SpaceX wants Launch Complex 39A all for itself, believing that adopting a complex for various customers would be excessively expensive. They also plan for an expansion of their activities and a tight launch schedule in the future. NASA currently pays US$1.5 billion to Russia’s Roskosmos space agency to deliver astronauts to the ISS - and SpaceX is preparing to do the same.
 
Meanwhile, Blue Origin startup, which was founded in 2002, wants to run the launchpad at Cape Canaveral as a multi-user facility. Jeff Bezos’ company is backed by United Launch Alliance, a Boeing/ Lockheed Martin partnership that currently enjoys a monopoly on US military satellite launching and for which SpaceX is a direct rival. 
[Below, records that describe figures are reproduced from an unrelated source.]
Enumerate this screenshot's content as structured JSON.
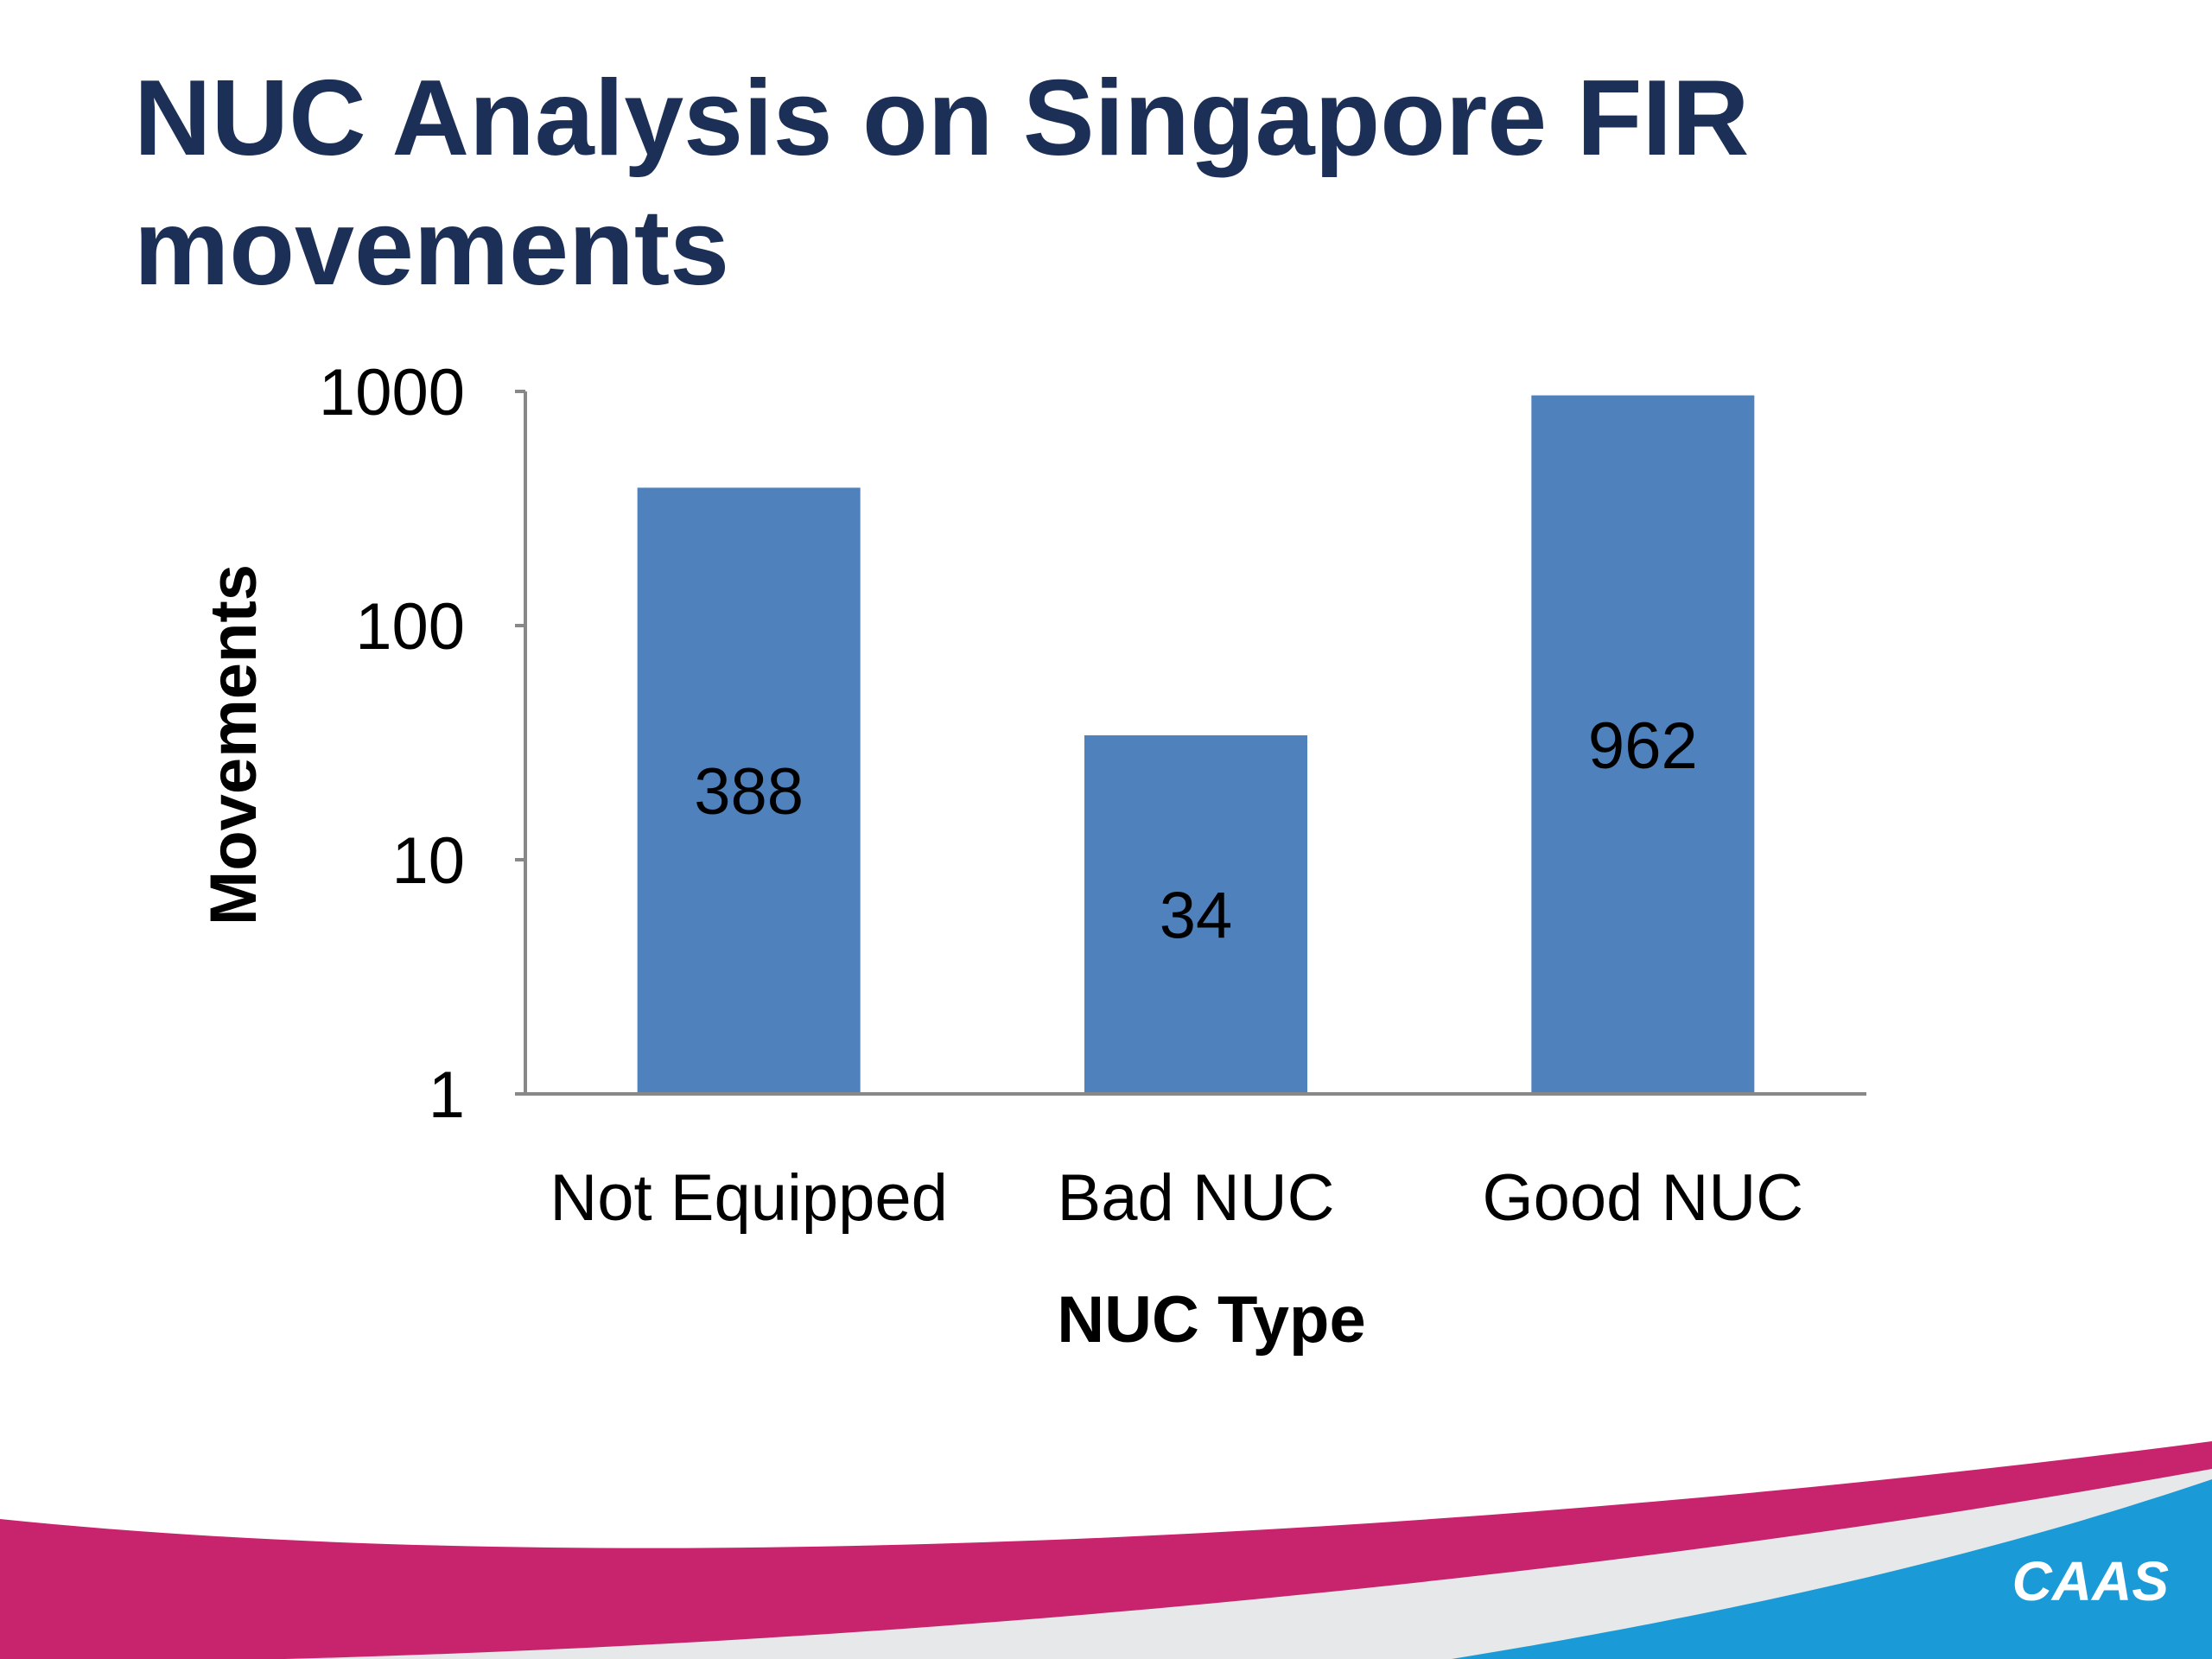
{
  "slide": {
    "title": "NUC Analysis on Singapore FIR movements",
    "logo_text": "CAAS"
  },
  "colors": {
    "title": "#1b2f57",
    "bar": "#4f81bd",
    "axis": "#888888",
    "band_magenta": "#c8246e",
    "band_light": "#e6e8ea",
    "band_blue": "#1a9ad6"
  },
  "chart_data": {
    "type": "bar",
    "categories": [
      "Not Equipped",
      "Bad NUC",
      "Good NUC"
    ],
    "values": [
      388,
      34,
      962
    ],
    "data_labels": [
      "388",
      "34",
      "962"
    ],
    "xlabel": "NUC Type",
    "ylabel": "Movements",
    "yscale": "log",
    "ylim": [
      1,
      1000
    ],
    "yticks": [
      1,
      10,
      100,
      1000
    ],
    "ytick_labels": [
      "1",
      "10",
      "100",
      "1000"
    ],
    "grid": false,
    "legend": "none"
  }
}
The Apollo 11 Saturn V space vehicle lifting off with Astronauts Neil A. Armstrong, Michael Collins and Edwin E. Aldrin Jr. 16 July, 1969, from Kennedy Space Center's Launch Complex 39A in Florida. (AFP Photo / NASA)
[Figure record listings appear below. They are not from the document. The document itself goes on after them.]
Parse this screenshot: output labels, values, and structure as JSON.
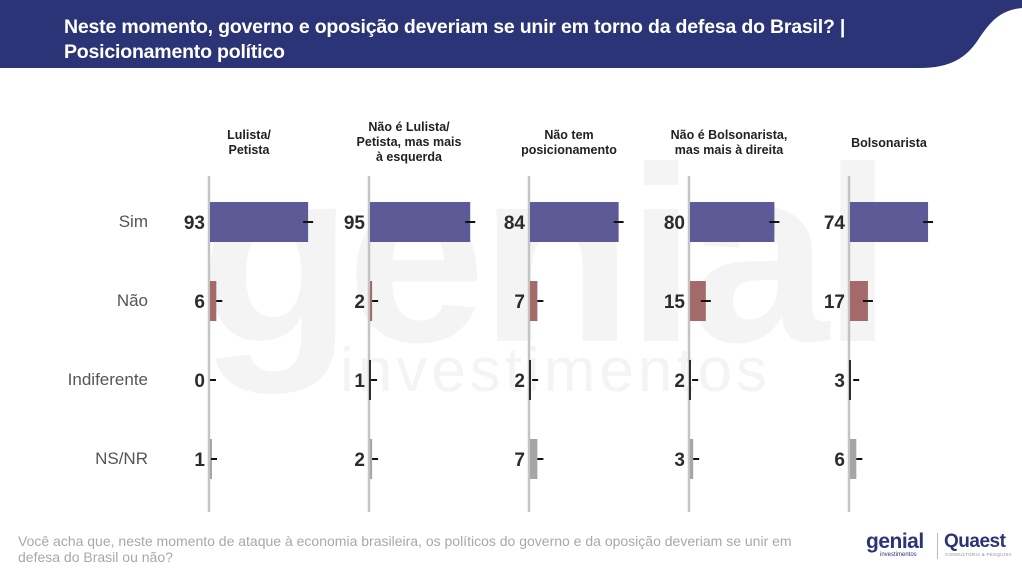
{
  "header": {
    "title_line1": "Neste momento, governo e oposição deveriam se unir em torno da defesa do Brasil? |",
    "title_line2": "Posicionamento político",
    "background_color": "#2b3476"
  },
  "watermark": {
    "main": "genial",
    "sub": "investimentos"
  },
  "chart_data": {
    "type": "bar",
    "orientation": "horizontal",
    "title": "Neste momento, governo e oposição deveriam se unir em torno da defesa do Brasil? | Posicionamento político",
    "xlabel": "",
    "ylabel": "",
    "unit": "%",
    "xlim": [
      0,
      100
    ],
    "grid": false,
    "legend": "none",
    "categories": [
      "Sim",
      "Não",
      "Indiferente",
      "NS/NR"
    ],
    "category_colors": [
      "#5d5a97",
      "#a46a6a",
      "#2e2e2e",
      "#a6a6a6"
    ],
    "panels": [
      {
        "title_lines": [
          "Lulista/",
          "Petista"
        ],
        "values": [
          93,
          6,
          0,
          1
        ]
      },
      {
        "title_lines": [
          "Não é Lulista/",
          "Petista, mas mais",
          "à esquerda"
        ],
        "values": [
          95,
          2,
          1,
          2
        ]
      },
      {
        "title_lines": [
          "Não tem",
          "posicionamento"
        ],
        "values": [
          84,
          7,
          2,
          7
        ]
      },
      {
        "title_lines": [
          "Não é Bolsonarista,",
          "mas mais à direita"
        ],
        "values": [
          80,
          15,
          2,
          3
        ]
      },
      {
        "title_lines": [
          "Bolsonarista"
        ],
        "values": [
          74,
          17,
          3,
          6
        ]
      }
    ],
    "error_bars": true
  },
  "footer": {
    "question": "Você acha que, neste momento de ataque à economia brasileira, os políticos do governo e da oposição deveriam se unir em defesa do Brasil ou não?"
  },
  "logos": {
    "genial": "genial",
    "genial_sub": "investimentos",
    "quaest": "Quaest",
    "quaest_sub": "CONSULTORIA & PESQUISA"
  }
}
Both companies assure they can be trusted with the site’s maintenance, beginning on October 1.

The operator of shuttle's runway at Kennedy Space Center will be state-backed economic development agency Space Florida. The agency intends to make it available for commercial space exploration companies that develop space capsules that can make planes land like a space shuttle.

Right now, at least two space projects are under development. One of those is the suborbital two-person Lynx spaceship, which is being designed by XCOR Aerospace Company. The second is a returnable orbiter program by Stratolaunch Systems Company, which is owned by yet another IT billionaire, Microsoft co-founder Paul Allen.
 
With 82 missions launched between 1981 and 2011, the space shuttle program infrastructure remains in good condition and still holds large modernization potential. Exactly for that reason, another shuttle pad - Launch Complex 39B - is likely to be reserved for NASA’s future heavy rocket program Space Launch System, due to deliver the Orion deep space capsule into space after 2017.
 
The three transporters on sale are nearly half a century old, as they were originally designed for Saturn rockets of the Apollo moon program. But even today, the platforms, are launch-ready.
 
Mounted on crawler tracks, huge steel constructions measuring 49 x 41 meters and about 7.6 meters high were built in 1967 to move spacecrafts from an assembly facility to the launchpad. Years later they were modified for transporting space shuttles.
 
Equipped with all necessary electronic command, electric supply, and umbilical connections, they could be highly beneficial for any space launch startup, preventing them from having to build a new one from scratch.